Here’s my annual round-up of the Nobel Prizes awarded for the sciences just because I feel that there isn’t enough coverage of them.
Let’s start with what is probably the coolest of technologies being acknowledged. Nanotechnology is one of those fields that is always talked about but no one can quite point to an actual existing nano-machine. Every application of it so far are merely nano-scale structures which have interesting properties but aren’t machines. This year’s prize in Chemistry goes to the researchers who are starting to make this possible. Jean-Pierre Sauvage created the first simple basis for a nano-structure made up of multiple molecules by realizing that a copper ion could be used to weld molecules together. Fraser Stoddard went one step further and made molecules that could move along an axle and control that movement. Finally Ben Feringa found a way to have the molecules rotate around the axle in a chosen direction, thus creating the first simple molecular motor. No actual nano-robots have yet been made but these three scientists have effectively created the tools and parts that should one day make them possible.
Next, the prize for medicine goes to Yoshinori Ohsumi for his work on understanding the mechanism of autophagy. This is the process whereby parts of a cell is sequestered and digested by the cell itself, allowing for non-essential or damaged parts of a cell to be recycled. Beginning with yeast culture, he narrowed down the genes responsible for the mechanism and moved on to mammalian analogues of those genes. It turns out that the mechanism is far more important than previously thought and sheds light into all manner of diseases and possible avenues to treat them.
As usual the physics prize, awarded to David Thouless, Duncan Haldane and Michael Kosterlitz, is the most esoteric and difficult to explain of them all. All three scientists did work on the exotic phase transitions of matter.

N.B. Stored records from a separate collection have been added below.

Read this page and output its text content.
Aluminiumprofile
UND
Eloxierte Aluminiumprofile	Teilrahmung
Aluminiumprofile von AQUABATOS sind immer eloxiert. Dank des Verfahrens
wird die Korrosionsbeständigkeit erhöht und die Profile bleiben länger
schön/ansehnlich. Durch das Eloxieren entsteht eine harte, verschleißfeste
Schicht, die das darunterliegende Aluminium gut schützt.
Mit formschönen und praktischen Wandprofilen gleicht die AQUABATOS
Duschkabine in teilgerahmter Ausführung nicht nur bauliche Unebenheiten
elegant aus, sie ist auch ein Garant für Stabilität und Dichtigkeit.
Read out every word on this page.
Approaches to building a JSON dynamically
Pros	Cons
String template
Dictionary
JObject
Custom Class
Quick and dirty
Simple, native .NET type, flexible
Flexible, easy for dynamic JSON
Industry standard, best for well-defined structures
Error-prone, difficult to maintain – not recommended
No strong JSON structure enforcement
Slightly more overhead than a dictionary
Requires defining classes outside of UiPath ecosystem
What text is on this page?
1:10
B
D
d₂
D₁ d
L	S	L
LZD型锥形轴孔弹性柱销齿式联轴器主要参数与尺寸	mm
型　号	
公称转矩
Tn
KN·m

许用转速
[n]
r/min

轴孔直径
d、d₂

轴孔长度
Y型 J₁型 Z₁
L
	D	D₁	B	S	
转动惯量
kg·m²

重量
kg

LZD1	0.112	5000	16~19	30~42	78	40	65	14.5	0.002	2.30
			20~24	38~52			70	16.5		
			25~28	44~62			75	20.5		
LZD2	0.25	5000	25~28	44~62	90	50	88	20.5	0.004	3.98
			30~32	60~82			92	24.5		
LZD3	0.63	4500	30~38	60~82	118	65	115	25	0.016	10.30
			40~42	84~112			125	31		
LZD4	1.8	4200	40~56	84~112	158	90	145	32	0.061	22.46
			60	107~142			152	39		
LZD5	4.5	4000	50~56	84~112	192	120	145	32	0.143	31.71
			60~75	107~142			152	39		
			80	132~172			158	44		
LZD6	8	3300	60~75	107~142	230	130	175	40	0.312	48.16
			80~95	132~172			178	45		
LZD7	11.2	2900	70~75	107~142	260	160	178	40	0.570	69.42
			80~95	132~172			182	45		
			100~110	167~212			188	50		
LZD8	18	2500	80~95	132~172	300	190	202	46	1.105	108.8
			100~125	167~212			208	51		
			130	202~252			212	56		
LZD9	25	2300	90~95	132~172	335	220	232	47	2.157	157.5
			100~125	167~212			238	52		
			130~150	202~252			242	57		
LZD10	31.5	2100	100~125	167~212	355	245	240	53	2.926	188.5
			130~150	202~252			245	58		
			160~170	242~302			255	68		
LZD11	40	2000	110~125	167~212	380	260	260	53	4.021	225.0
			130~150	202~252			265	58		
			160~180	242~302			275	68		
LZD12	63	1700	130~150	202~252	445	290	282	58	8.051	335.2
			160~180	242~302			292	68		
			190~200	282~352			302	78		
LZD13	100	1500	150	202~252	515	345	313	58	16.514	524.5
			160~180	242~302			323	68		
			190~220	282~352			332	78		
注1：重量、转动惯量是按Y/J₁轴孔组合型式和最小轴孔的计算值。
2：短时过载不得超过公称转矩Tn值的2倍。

We’re familiar with phases like solids, liquids and gases but under extreme conditions, more exotic phases can exist. Thouless and Kosterlitz studied such transitions on flat topologies while Haldane studied them on topologies so thin and narrow that they are essentially one-dimensional strings. They showed that matter under such conditions possess unusual properties, such as the quantum Hall effect. The hope is that such research will eventually lead to new types of electronics and superconductors.
Finally the economics prize goes to Oliver Hart and Bengt Holmström for their work in contract theory. This is a broad field as it can be applied to many types of agreements between parties the most obvious being how to properly design an employment contract that provides the proper incentives to workers. Other types of contracts include insurance policies, incomplete contracts in which not all of the terms can be completely specified in advance, and financial contracts between a manager and investors.